A Virginia mother says that the state Division of Child Support Enforcement failed to provide her with the full child support payment she is entitled to receive. Each month, her ex-husband writes a check to the state for $1,500, but the woman said she was only credited with $15 in December. She explains that she did not know the money was missing until she attempted to make a purchase with her debit card and it was declined. It was at that point that she discovered her account had accrued over $600 in overdraft charges.

The state has denied responsibility and refused to pay for the expenses, claiming the incorrect child support payment was caused by an error on the ex-husband's check. A copy of the check shows that while the zeros in "$1,500" were written smaller than the preceding numbers, the second line clearly shows "Fifteen hundred even."

A representative from the Virginia Division of Child Support Enforcement claims that both her agency and the bank that processed the check recorded the payment as $15. She said she will instruct the woman's ex-husband on more appropriate check-writing techniques. The man argued that his check clearly showed the correct amount. He questioned why the state would not admit to what he sees as an obvious mistake.

The mother eventually received the full $1,500 payment. The state has thus far refused to pay for her overdraft fees, but the representative explained, "We look at everything individually." She added that the mother is responsible for overdrawing from her account, regardless of any error made in processing the check.
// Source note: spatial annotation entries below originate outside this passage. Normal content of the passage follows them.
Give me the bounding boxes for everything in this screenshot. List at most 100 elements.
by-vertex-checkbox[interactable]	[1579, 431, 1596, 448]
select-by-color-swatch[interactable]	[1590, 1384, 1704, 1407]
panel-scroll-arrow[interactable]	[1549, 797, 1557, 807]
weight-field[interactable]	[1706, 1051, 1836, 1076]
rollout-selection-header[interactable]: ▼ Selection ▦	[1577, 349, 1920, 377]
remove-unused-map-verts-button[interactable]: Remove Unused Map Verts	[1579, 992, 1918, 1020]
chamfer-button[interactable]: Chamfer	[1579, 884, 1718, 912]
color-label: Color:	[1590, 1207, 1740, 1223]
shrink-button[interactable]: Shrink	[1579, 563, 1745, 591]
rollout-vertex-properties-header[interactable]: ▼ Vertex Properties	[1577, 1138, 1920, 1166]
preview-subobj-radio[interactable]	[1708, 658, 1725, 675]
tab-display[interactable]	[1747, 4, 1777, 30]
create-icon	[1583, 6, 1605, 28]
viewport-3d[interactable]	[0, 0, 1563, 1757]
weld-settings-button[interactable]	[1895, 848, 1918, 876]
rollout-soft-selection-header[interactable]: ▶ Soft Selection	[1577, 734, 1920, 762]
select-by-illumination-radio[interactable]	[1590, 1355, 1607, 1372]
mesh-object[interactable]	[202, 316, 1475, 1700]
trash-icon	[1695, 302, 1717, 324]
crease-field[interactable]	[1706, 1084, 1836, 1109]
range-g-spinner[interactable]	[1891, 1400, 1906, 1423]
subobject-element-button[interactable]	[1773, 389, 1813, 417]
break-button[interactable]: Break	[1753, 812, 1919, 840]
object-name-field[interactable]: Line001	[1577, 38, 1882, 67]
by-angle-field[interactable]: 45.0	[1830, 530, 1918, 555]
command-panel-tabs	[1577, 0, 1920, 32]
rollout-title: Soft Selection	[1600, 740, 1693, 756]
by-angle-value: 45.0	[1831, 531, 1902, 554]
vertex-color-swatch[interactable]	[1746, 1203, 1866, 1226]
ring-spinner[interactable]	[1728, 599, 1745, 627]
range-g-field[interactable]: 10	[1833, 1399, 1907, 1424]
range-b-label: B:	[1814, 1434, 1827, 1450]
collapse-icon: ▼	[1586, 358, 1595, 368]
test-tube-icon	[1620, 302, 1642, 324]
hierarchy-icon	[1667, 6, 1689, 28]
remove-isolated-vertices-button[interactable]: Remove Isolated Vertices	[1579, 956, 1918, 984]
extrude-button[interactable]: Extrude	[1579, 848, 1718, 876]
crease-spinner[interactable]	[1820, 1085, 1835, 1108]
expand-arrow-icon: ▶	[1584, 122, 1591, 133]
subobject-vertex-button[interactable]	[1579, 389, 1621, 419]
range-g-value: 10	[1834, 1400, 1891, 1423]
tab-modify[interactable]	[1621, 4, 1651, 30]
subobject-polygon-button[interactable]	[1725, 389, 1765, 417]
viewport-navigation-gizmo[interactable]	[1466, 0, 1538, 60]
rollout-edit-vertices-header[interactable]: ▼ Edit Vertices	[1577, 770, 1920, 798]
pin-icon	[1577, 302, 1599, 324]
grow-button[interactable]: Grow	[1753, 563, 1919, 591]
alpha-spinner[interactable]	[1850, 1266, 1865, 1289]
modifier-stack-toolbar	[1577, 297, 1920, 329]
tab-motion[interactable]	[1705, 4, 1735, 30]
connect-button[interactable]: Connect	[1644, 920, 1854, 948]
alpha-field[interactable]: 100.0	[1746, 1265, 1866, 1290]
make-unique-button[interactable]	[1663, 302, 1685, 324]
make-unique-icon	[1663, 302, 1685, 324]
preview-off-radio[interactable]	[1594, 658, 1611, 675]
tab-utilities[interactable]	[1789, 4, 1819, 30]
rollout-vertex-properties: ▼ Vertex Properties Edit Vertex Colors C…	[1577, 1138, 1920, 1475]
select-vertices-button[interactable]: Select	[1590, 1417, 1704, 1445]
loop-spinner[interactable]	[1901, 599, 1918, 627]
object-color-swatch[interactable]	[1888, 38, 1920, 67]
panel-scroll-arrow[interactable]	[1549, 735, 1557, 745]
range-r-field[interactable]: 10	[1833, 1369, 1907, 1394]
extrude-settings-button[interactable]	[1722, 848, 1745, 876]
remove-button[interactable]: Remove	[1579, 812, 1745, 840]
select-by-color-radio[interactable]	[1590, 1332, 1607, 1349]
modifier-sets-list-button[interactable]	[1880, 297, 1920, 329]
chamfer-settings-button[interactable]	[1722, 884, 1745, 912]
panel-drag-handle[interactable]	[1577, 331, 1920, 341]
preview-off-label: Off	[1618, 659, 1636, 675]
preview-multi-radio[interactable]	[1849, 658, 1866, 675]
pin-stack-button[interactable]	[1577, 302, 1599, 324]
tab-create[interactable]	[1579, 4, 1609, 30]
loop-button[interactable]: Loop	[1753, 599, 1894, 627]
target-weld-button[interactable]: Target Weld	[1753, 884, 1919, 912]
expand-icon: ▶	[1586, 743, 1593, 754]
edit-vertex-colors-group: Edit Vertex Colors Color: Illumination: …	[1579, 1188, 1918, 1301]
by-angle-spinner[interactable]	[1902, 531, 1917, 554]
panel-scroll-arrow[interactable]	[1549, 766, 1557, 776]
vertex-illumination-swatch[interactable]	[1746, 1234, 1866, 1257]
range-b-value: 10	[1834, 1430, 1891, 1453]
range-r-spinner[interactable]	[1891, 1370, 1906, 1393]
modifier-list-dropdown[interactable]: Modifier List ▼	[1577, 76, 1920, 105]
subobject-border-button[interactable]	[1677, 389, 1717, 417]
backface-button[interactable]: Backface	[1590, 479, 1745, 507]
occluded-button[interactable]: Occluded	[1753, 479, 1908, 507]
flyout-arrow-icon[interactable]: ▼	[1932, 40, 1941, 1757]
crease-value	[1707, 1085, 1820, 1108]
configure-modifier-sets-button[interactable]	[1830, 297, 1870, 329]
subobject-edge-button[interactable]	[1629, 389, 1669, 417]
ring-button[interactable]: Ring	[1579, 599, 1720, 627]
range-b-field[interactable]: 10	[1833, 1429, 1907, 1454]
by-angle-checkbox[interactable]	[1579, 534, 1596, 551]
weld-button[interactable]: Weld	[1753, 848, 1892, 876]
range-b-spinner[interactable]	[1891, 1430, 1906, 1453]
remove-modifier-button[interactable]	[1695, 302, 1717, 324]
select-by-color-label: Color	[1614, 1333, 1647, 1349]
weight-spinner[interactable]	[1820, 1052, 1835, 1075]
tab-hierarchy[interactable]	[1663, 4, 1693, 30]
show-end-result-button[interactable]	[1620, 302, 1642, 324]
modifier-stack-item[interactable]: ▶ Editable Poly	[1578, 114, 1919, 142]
This is definitely a frustrating situation to occur right before the holidays. Hopefully the woman will be able to recover at least some of the fees drawn against her account. It also illustrates a valuable lesson to other parents who write checks to the state to satisfy their child support. While without seeing a picture of the actual check it is difficult to determine the clarity of the writing, it is always important to make sure all of the numbers and letters written on a check are legible in order to avoid problems like this woman encountered.